Verify whether the function $f$ from $[0,2]$ to $\mathbb{R}$ defined by
$$f(x) =\begin{cases} x+x^2, & x\in[0,2]\cap\mathbb{Q} \\
x^2 + x^3, & x\in[0,2]\setminus\mathbb Q
\end{cases}$$
is not Riemann integrable.
I'll explain the solution given in my textbook.
It is clear that for the interval $[0,1]$, $x+x^2$ is the supremum of the given function and $x^2 + x^3$ is the infimum. In the interval $[1,2]$, it's the opposite.
All is good till this point.
Now we are directly trying to find the upper integral.
It is given that the upper integral $U(f)$ in the interval $[0,2]$ is equal to $\int_{0}^{1} x+x^2 \, dx + \int_{1}^{2} x^2+x^3 \, dx$. I don't understand this step. How come we can side-step many complications and straight away reduce an upper integral into a definite integral?
Consider the interval $I=[0,1]$. It seems that $U(f)$ in the interval $I$ is equal to $\int_{0}^{1} x+x^2 \, dx$, but I'm not sure why. I understand that $x+x^2$ is the supremum of the function in that interval, but I'm not able to make a logical connection to that. If the function wasn't piecewise, say if $f(x) = x+x^2$ in $[0,1]$, we wouldn't have directly converted the upper integral into a definite integral. Instead, we would have defined a partition, then found $M_r$ and $m_r$ in the interval, and then calculated $L(P,f)$ and $U(P,f)$, and finally found the upper and lower integrals. All those steps were skipped in this case.

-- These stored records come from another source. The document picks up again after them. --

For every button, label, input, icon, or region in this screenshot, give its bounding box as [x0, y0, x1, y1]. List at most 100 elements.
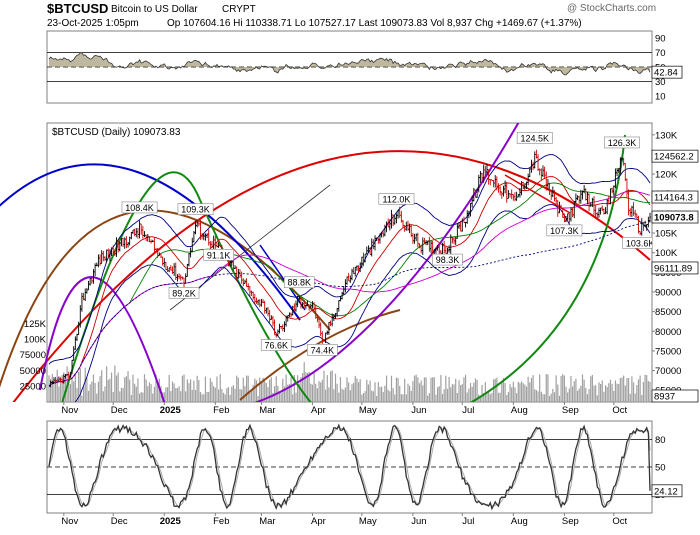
volume-bar [181, 375, 183, 402]
volume-bar [611, 383, 613, 402]
rsi-value-badge [651, 65, 683, 79]
volume-bar [267, 387, 269, 402]
volume-bar [265, 383, 267, 402]
volume-tick-label: 75000 [20, 350, 46, 361]
volume-bar [627, 378, 630, 402]
volume-tick-label: 125K [24, 319, 47, 330]
volume-bar [598, 382, 600, 402]
volume-bar [404, 378, 406, 402]
x-tick-label: May [359, 405, 377, 416]
annotation-label: 107.3K [550, 226, 579, 236]
x-tick-label: Nov [61, 405, 78, 416]
volume-bar [379, 387, 381, 402]
volume-bar [392, 388, 394, 402]
volume-bar [226, 388, 228, 402]
volume-bar [525, 386, 528, 402]
exchange-label: CRYPT [222, 4, 256, 15]
volume-bar [339, 377, 342, 402]
volume-bar [464, 374, 467, 402]
volume-bar [147, 386, 149, 402]
volume-bar [194, 389, 197, 402]
x-tick-label: Jul [462, 516, 474, 527]
volume-bar [364, 391, 366, 402]
volume-bar [250, 390, 253, 402]
volume-bar [613, 390, 615, 402]
x-tick-label: Feb [213, 516, 229, 527]
volume-bar [565, 386, 567, 402]
volume-bar [318, 381, 320, 402]
volume-bar [69, 384, 72, 402]
annotation-label: 126.3K [608, 138, 637, 148]
volume-bar [237, 377, 239, 402]
quote-date: 23-Oct-2025 1:05pm [47, 18, 139, 29]
volume-bar [570, 375, 572, 402]
volume-bar [316, 388, 318, 402]
volume-bar [516, 393, 518, 402]
ma-200 [48, 220, 651, 387]
volume-bar [629, 393, 631, 402]
volume-bar [552, 388, 554, 402]
volume-bar [361, 394, 363, 402]
x-tick-label: Mar [259, 516, 275, 527]
volume-bar [572, 386, 574, 402]
volume-bar [78, 371, 80, 402]
volume-bar [642, 382, 645, 402]
volume-bar [440, 375, 442, 402]
volume-bar [623, 375, 625, 402]
volume-bar [632, 382, 635, 402]
volume-bar [213, 386, 215, 402]
volume-bar [163, 392, 165, 402]
volume-bar [140, 391, 142, 402]
x-tick-label: Feb [213, 405, 229, 416]
volume-bar [157, 384, 159, 402]
volume-bar [409, 385, 411, 402]
volume-bar [308, 371, 310, 402]
volume-bar [106, 366, 108, 402]
volume-bar [288, 384, 290, 402]
volume-bar [137, 378, 139, 402]
volume-bar [644, 374, 646, 402]
volume-bar [443, 389, 445, 402]
stoch-signal-line [48, 425, 651, 508]
volume-bar [99, 376, 101, 402]
volume-bar [492, 379, 495, 402]
volume-bar [499, 392, 501, 402]
volume-bar [596, 395, 598, 402]
volume-bar [614, 380, 617, 402]
volume-bar [275, 376, 277, 402]
volume-bar [320, 382, 322, 402]
volume-bar [349, 390, 351, 402]
volume-tick-label: 50000 [20, 366, 46, 377]
volume-bar [461, 384, 463, 402]
volume-bar [297, 375, 299, 402]
volume-bar [430, 377, 432, 402]
volume-bar [553, 392, 556, 402]
volume-bar [260, 381, 263, 402]
volume-bar [259, 377, 261, 402]
volume-bar [287, 384, 289, 402]
volume-bar [241, 389, 243, 402]
stoch-level-label: 80 [655, 435, 666, 446]
volume-bar [441, 394, 444, 402]
rsi-layer: 907050301042.84 [47, 34, 683, 102]
volume-bar [120, 387, 123, 402]
volume-bar [469, 382, 472, 402]
volume-bar [616, 383, 618, 402]
volume-bar [646, 375, 648, 402]
volume-bar [257, 395, 259, 402]
volume-bar [96, 393, 98, 402]
volume-bar [325, 389, 327, 402]
x-tick-label: May [359, 516, 377, 527]
volume-bar [48, 375, 50, 402]
volume-bar [175, 388, 177, 402]
arc-brown-2 [239, 309, 401, 401]
volume-bar [173, 383, 175, 402]
volume-bar [578, 388, 580, 402]
volume-bar [468, 388, 470, 402]
volume-bar [366, 379, 368, 402]
volume-bar [74, 373, 76, 402]
volume-bar [514, 387, 516, 402]
volume-bar [557, 384, 559, 402]
volume-bar [395, 377, 398, 402]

A proper explanation will be of great help!
Best Answer
The crux of the issue lies in the phrase "for the interval $[0,1]$, $x+x^2$ is the supremum of the given function". You said that you understand this, but taken literally, this statement is complete nonsense. How, then, should we interpret this statement?
I would argue that the only meaningful interpretation is the following:
This is both correct and meaningful. It means that if we define $f_1(x) = x+x^2$, then $U(P,f) = U(P,f_1)$ for any partition $P$ of $[0,1]$ (you should prove this if you don't immediately see why it's true). This means that the upper integral $U(f)$ on $[0,1]$ is the same as $U(f_1)$ on $[0,1]$, and since $f_1$ is Riemann integrable on $[0,1]$, the upper integral of $f_1$ equals its integral $\int_0^1(x+x^2)\,dx$.
The rest of the problem is resolved in a similar fashion.